US-Beschäftigung sinkt im Februar unerwartet

Die Zahl der Beschäftigten in den USA ist im Februar unerwartet gesunken, während die Arbeitslosenquote leicht stieg und die Löhne deutlicher als erwartet anzogen. Wie das US-Arbeitsministerium berichtete, gingen in der Privatwirtschaft und beim Staat per Saldo 92.000 Stellen verloren. Von Dow Jones Newswires befragte Volkswirte hatten dagegen einen Zuwachs um 50.000 erwartet. Die Angaben für die beiden Vormonate wurden kumuliert um 69.000 Jobs nach unten revidiert: Das Ministerium meldete für Januar nun ein Stellenplus von 126.000 (vorläufig: 130.000) und für Dezember einen Stellenverlust von 17.000 (plus 48.000).

Kuwait drosselt Ölproduktion wegen aufgestauter Vorräte - Kreise

Kuwait hat mit der Reduzierung der Produktion auf einigen Ölfeldern begonnen. Dem Land fehle der Platz zur Lagerung seines aufgestauten Rohöls, sagten mit der Angelegenheit vertraute Personen. Kuwait diskutiere darüber, seine Produktions- und Raffineriekapazitäten weiter einzuschränken, ergänzten die Personen. Die Kapazitäten sollten auf das Maß begrenzt werden, das lediglich zur Deckung des Inlandsverbrauchs benötigt werde. Eine Entscheidung über diese weitreichenderen Kürzungen werde innerhalb weniger Tage erwartet, sagten sie.

Schweiz wird aus Kostengründen weniger F-35-Kampfjets beschaffen

Die Schweiz wird in den USA weniger F-35-Kampfjets kaufen als ursprünglich geplant. Die Regierung begründete dies am Freitag mit steigenden Preisen. Zudem wird die Beschaffung eines weiteren europäischen Luftabwehrsystems erwogen. Der Schweizer Bundesrat teilte am Freitag mit, dass er nur rund 30 F-35A-Kampfjets statt der ursprünglich geplanten 36 kaufen werde, um gestiegene Kosten als Folge von Inflation, Rohstoffpreisen und weiteren, nicht näher spezifizierten Gründe auszugleichen.

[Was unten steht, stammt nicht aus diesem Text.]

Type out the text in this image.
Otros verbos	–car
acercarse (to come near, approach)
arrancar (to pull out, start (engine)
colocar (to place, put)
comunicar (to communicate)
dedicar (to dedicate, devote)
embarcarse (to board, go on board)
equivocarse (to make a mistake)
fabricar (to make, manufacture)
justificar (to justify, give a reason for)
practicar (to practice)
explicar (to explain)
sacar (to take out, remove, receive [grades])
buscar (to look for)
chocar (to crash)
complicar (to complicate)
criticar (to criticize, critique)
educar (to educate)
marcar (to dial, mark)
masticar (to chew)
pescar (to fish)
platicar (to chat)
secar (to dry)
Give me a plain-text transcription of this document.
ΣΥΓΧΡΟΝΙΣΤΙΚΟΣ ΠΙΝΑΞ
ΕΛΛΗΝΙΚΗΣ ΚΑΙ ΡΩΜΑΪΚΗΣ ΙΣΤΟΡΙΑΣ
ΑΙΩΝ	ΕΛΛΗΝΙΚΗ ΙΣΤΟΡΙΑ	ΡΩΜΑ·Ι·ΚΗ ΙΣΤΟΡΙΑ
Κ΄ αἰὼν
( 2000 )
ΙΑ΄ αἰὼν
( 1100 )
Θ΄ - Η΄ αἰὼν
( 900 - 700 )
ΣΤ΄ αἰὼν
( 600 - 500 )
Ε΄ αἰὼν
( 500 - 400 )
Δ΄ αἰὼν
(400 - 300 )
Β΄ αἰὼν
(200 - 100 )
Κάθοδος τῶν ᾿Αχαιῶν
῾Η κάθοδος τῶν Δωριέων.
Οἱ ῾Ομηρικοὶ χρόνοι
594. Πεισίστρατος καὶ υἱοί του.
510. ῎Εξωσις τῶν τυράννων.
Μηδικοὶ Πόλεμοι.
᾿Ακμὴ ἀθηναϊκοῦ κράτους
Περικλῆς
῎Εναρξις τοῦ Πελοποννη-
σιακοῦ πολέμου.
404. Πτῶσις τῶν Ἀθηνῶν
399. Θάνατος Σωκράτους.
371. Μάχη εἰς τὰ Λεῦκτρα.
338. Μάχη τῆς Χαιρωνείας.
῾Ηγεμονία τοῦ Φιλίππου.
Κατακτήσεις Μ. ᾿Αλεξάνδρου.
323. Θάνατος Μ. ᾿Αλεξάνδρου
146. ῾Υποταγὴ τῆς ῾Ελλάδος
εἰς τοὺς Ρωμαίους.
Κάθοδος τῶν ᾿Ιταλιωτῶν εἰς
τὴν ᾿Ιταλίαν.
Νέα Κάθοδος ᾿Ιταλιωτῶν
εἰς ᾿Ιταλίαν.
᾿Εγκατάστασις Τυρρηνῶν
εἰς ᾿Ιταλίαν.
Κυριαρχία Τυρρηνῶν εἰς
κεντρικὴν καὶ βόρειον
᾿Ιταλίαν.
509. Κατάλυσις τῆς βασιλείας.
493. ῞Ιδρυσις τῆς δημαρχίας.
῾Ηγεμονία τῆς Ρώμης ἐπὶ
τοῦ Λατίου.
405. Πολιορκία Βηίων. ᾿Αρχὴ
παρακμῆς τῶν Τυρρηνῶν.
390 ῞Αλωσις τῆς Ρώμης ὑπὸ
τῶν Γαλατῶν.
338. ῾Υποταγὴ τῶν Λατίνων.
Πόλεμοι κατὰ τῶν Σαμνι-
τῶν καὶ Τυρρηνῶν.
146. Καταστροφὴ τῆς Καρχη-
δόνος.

Ungarn beschlagnahmt Millionen USD der staatlichen, ukrainischen Oschadbank

ngarische Behörden haben sieben Mitarbeiter der zweitgrößten Bank der Ukraine festgenommen und mehr als 80 Millionen US-Dollar in bar sowie Gold beschlagnahmt. Die Fracht wurde in zwei gepanzerten Lastwagen von Österreich über Ungarn in die Ukraine transportiert. Dieser Schritt markiert eine erhebliche Eskalation im schwelenden Streit zwischen den beiden Nachbarländern über Öllieferungen. Der ungarische Ministerpräsident Viktor Orbán hatte seine Konfrontation mit der Ukraine verschärft, nachdem diese die Öllieferungen nach Ungarn nur zögerlich wieder aufnahm, als eine Pipeline Ende Januar beschädigt worden war. Angesichts der bevorstehenden Parlamentswahlen am 12. April hat Orbán diesen Streit zum Kernstück eines zunehmend nationalistischen Wahlkampfs gemacht, nachdem seine Umfragewerte im Kampf um eine fünfte Amtszeit gesunken sind.